Amy looked up into her sister's smiling eyes and giggled.
"I guess so - and I get your point, too. But how does that help me now?"
"Because, if you want, you can try to imagine how you're going to feel when this problem's past you, then just borrow some of the good feelings for now. Hey..." she looked at her watch. "I've really gotta run. See you later!" With that, Debbie grabbed her carry-bag and was out the door.
Like a magnet, Amy's face went back to the mirror. The glasses were still there, but somehow, after talking with her sister, they - and her problem - didn't look quite as bad, anymore.
Q. How did Amy feel at first about her glasses?
A. She felt like she'd be upset forever.
Q. How did she feel in the end?
A. She felt like she'd be able to get over it.
Q. What life-lesson do you think Amy learned?
A. She'd felt like the problem she was facing was never going to pass, but talking with her sister reminded her that problems nearly always pass.
Q. Why do you think that made Amy feel better?
A. A lot of times, one of the reasons we can be so overwhelmed by a problem is because we feel like we're never going to feel better. When we remember that almost all problems pass and mostly fade out of our memories, we can feel less overwhelmed by them even now.
Ages 10 and Up
Q. A sage was known to carry a note that he would read in every situation. The note said: "This too shall pass." Why do you think someone would do that and how would it benefit them?
A. Keeping a 'big picture' perspective and remembering that all things pass, can help a person in many ways. When things are tough, it can give them hope to go on, and when things are going well, it can prevent them from getting conceited or acting foolishly.
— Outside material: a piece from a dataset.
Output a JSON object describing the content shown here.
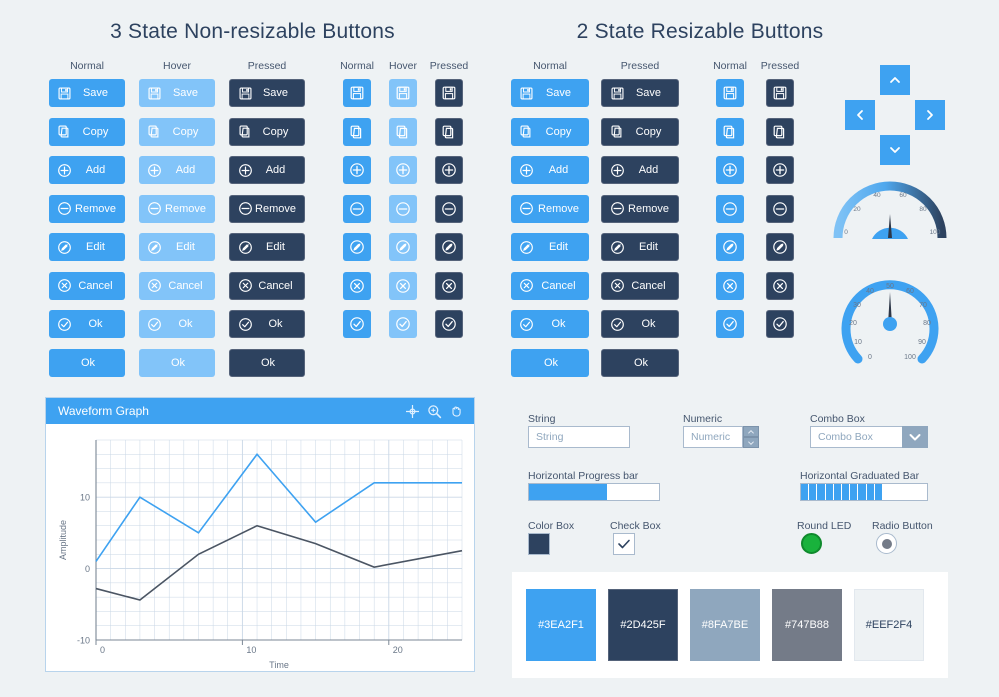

Q. But some problems really do never pass, is there no way to ever feel better about those?
A. While it's true, there can be a minority of problem situations that never change, nevertheless, we can change. That is, we can change our attitude about a problem so it hurts less. God has built into each of us a tremendous capacity to grow, adapt and make the best of virtually any situation.